Nuovi contrasti sorsero infatti ben presto, quando il D. tentò di impadronirsi della città di Capua con l'appoggio dei cittadini. Il tentativo fu sventato dall'arcivescovo Rainaldo che riuscì a promuovere un'alleanza tra il conte Pietro di Celano, suo padre, e Dipoldo di Acerra, grazie alla quale il castello di Capua fu infine consegnato a quest'ultimo. Nell'episodio si coglie per la prima volta il conflitto apertosi tra il D. e Dipoldo di Acerra che caratterizzò gli ultimi anni del conte di Fondi. Non si sa se fosse provocato dalla situazione determinatasi dopo la morte di Filippo di Svevia e dalla crescente influenza di Ottone IV. Infatti, mentre Dipoldo, nominato duca di Spoleto da Ottone IV (appare in tale veste per la prima volta nel marzo del 1210), e Pietro di Celano appianarono al Guelfo la strada del Regno, il D. rimase dalla parte di Federico II e del pontefice. Nel marzo del 1211 Ottone IV attaccò prima Teano e poi Sessa, dove, a quanto pare, si trovava lo stesso Dell'Aquila. L'imperatore non riuscì ad impadronirsi delle due piazzeforti, ma le ebbe poco più tardi, quando Ruggero, il figlio del D., passò dalla sua parte e gli consegnò le due città insieme con Traetto, Maranola ed altre località.
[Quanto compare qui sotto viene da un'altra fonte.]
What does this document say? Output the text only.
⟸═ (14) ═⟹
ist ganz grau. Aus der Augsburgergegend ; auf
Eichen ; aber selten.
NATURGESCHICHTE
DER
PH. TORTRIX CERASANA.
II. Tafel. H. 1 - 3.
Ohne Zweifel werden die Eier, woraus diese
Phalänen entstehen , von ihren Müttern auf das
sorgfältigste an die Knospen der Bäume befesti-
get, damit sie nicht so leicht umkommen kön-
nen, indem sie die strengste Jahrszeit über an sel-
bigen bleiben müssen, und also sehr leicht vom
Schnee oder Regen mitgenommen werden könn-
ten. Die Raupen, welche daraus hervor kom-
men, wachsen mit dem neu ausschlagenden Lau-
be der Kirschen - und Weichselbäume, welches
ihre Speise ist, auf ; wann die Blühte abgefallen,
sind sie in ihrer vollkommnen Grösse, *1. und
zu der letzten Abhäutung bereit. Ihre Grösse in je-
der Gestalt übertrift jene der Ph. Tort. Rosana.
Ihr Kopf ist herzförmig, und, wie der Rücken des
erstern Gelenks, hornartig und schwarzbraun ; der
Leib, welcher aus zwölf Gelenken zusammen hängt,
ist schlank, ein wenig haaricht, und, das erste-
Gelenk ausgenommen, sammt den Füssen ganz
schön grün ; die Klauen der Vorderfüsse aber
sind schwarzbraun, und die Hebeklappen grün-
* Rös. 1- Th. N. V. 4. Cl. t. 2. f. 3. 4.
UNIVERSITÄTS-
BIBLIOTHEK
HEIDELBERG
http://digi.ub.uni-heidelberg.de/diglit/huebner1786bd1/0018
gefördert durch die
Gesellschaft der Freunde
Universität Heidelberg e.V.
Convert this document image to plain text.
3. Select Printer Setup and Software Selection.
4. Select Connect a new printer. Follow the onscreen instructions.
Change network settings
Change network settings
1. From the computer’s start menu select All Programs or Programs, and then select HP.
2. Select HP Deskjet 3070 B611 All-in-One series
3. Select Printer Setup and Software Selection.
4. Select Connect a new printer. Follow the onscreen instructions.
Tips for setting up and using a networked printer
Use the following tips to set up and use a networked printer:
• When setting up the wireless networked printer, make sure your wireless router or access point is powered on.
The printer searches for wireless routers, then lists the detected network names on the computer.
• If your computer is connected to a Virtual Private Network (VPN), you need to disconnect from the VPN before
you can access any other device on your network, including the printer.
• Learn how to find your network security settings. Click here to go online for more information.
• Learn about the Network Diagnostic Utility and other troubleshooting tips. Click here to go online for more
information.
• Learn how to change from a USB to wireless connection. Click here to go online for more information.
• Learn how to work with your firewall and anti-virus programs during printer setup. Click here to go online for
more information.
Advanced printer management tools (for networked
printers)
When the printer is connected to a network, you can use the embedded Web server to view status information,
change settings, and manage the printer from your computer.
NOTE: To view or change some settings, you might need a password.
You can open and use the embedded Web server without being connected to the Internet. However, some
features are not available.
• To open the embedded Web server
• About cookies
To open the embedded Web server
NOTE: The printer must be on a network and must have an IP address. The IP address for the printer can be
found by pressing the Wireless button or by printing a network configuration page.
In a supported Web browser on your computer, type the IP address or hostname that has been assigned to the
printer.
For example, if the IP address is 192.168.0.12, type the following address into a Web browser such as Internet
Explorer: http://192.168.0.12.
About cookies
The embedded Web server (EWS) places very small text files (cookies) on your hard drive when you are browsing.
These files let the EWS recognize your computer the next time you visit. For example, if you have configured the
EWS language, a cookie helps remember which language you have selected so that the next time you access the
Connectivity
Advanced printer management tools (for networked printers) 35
Il D. allora si ritirò a Fondi. posta al confine settentrionale dei suoi possedimenti, dove nel luglio 1211 rinnovò al vescovo Roberto di Fondi un privilegio concesso da suo padre al vescovo Giovanni, in cui erano state regolate numerose questioni giuridiche. Innocenzo III confermò quest'atto poco dopo, l'8 ag. 1211. È probabile che questo privilegio sia in rapporto con le disposizioni testamentarie del conte, il quale il 31 genn. 1212 istituì erede, salvo determinate riserve, la Chiesa romana dei suoi diritti su Fondi e dei suoi castelli di Vallecrosa, Pico, Ambrusia, Aquaviva e Campodimele. Durante il soggiorno di Federico II nel marzo del 1212 a Gaeta il D. fu presente alla sua corte. È questa l'ultima notizia che lo riguardi. La data della sua morte non è tramandata, ma si dovrebbe collocare tra il 1213 e il 1214.